One of the houses sent me into covet mode. From the moment I entered, I knew this was my kind of house. In fact, I knew the owners. They were members of my church – the perfect family, the perfect couple. Tall, thin and both of them professors at the local college. I envied not only their house, but also their life together. I wanted my life to be that content, and I desperately wanted to live in their house.

I know – we’re not supposed to covet our neighbor’s house. But on that particular Christmas season, I did it anyway.

The entrance opened into a large living room – on the right, a Mission style staircase leading to the upper floor which had one entire wall of bookshelves filled with all sorts of books.

To the left of the living room stood a grand piano – one of my life-long dreams. The master bedroom had its own fireplace and an expansive window that opened to the back forested area filled with various Kansas-style trees and salt licks for the deer.

To the right of the staircase lay the room I coveted most – a study with a desk, windows on the north and the east, the perfect place to write. I could see myself writing there – actually envisioned myself at that desk, watching the morning sunrise turn from pink to coral to turquoise as I pecked away on my laptop. A love seat perched against the opposite wall, a place to sit and edit and think about the next chapter. Oh, my!

Off the study was an incredible kitchen / dining area / family room with a massive stone fireplace and a mantel that held all the stockings for this happy family. A mudroom led to the garage area, but on the west side – patio doors opened onto the deck.

Then I saw the tree. The owners cut down a small pine and loaded it with bird seed ornaments and treats for outside treesquirrels and deer. Such a beautiful way to celebrate the outdoors and feed God’s creatures, and I vowed to myself that someday I would do the same – erect an outdoor Christmas tree for the animals.

So when I entered a bookstore that was liquidating its assets and saw the metal spiral Christmas tree – I knew it was mine. Finally, I would put a tree on my deck and fill it with bird seed ornaments, bread crumb stars and peanut butter-slathered bagels for all the little animals.

But at $40, it was too expensive. I asked the owner, “Would you possibly take $20?”

“No, because I’m trying to make as much as possible on this liquidation. But come back closer to Christmas and we’ll talk again.”

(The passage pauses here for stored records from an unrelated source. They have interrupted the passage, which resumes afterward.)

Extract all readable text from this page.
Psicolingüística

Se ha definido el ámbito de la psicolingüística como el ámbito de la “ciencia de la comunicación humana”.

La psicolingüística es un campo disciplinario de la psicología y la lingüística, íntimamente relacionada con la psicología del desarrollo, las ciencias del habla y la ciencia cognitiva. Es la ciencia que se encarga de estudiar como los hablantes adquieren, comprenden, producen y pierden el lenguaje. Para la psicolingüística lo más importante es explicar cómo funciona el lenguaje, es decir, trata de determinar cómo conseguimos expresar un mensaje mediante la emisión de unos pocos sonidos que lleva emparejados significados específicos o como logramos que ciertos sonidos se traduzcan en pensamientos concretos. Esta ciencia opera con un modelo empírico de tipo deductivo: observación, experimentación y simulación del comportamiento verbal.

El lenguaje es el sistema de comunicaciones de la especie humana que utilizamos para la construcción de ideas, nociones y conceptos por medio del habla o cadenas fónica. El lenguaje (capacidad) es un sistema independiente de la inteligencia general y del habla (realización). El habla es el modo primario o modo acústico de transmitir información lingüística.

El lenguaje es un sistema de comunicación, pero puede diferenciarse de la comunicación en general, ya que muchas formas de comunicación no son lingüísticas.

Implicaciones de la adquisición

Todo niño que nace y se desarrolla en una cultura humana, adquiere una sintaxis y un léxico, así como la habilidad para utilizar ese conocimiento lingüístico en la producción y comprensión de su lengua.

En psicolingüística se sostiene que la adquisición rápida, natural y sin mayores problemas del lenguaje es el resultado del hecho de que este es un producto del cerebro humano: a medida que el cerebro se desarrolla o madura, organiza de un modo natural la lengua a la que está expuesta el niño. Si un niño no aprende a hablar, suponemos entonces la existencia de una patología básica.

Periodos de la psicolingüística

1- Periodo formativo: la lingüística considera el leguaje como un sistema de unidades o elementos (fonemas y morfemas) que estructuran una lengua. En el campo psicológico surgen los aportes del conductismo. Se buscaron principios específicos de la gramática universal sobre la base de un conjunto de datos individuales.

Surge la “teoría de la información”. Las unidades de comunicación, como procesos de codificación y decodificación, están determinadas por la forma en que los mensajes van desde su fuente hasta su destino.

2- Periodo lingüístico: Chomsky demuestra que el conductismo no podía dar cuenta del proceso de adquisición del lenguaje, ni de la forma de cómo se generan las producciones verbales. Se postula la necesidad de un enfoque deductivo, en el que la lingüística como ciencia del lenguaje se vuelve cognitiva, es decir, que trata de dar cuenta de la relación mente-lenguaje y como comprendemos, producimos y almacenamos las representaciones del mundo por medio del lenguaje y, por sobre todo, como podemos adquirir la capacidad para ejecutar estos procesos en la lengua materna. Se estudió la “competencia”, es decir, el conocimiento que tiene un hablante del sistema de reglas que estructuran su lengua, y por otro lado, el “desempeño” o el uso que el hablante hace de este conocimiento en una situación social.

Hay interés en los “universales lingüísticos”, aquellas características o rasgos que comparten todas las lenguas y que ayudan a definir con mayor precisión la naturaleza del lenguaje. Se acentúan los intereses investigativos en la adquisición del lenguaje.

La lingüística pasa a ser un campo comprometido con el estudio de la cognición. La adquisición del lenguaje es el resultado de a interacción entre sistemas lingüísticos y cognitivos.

So I went home, made plans for that tree and prayed. I knew it was supposed to be mine. I felt joy and anticipation as I imagined it on my deck. It gave me hope that even though I did not have the perfect happy family nor that beautiful house with the grand piano or the absolutely wonderful writing study – I could at least have the tree outside.

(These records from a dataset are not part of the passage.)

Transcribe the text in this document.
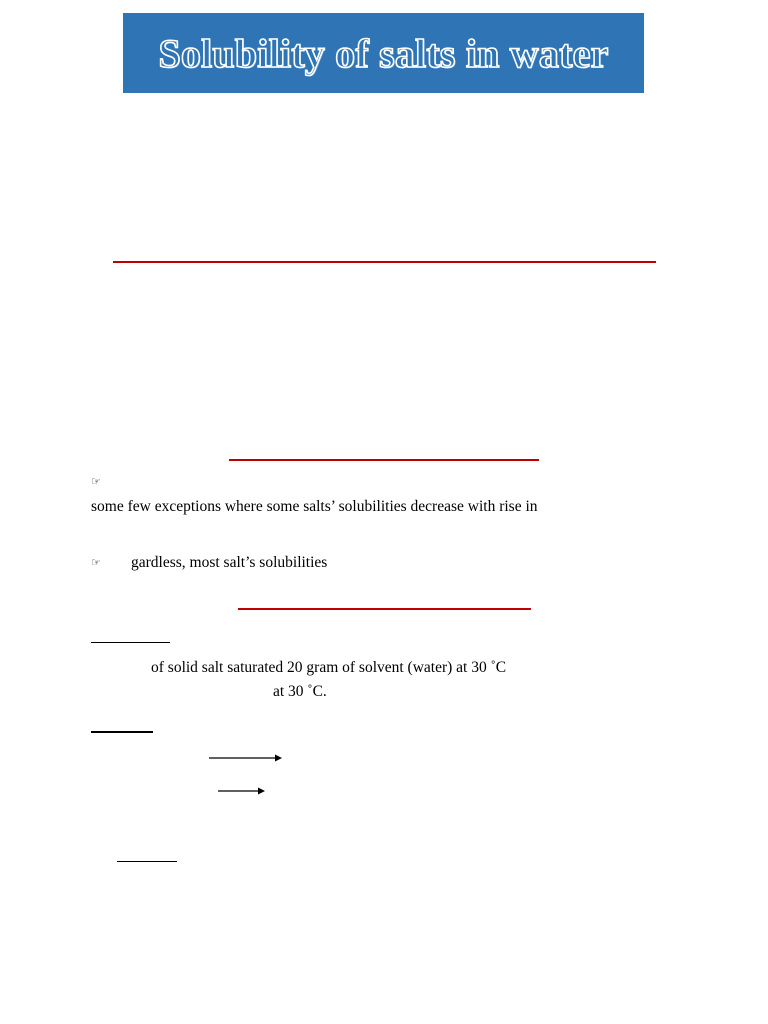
Solubility of salts in water
☞
some few exceptions where some salts’ solubilities decrease with rise in
☞ gardless, most salt’s solubilities
of solid salt saturated 20 gram of solvent (water) at 30 ˚C
at 30 ˚C.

So I went back this week, to negotiate again with the owner and discovered that the tree was gone. Someone paid the full price and took it away. I drove home dejected, crying through the blur of Christmas lights.

But God said, “Don’t give up.”

“What does that mean, God? The tree is gone. It was perfect and there aren’t any others. What do you mean, ‘Don’t give up?’”

I think he meant that hope isn’t just centered on a replica of a dream, on a metal tree that represents somebody else’s life. Hope is focused on the actual dream and on living the life of that dream.

Maybe there is another tree somewhere for my outdoor friends and a house in the country with the perfect writing study, a grand piano and a wall of books. Maybe there is another life for me that includes happiness, peace and love.

I will leave it up to God and stay in hope, because that is the best place to be.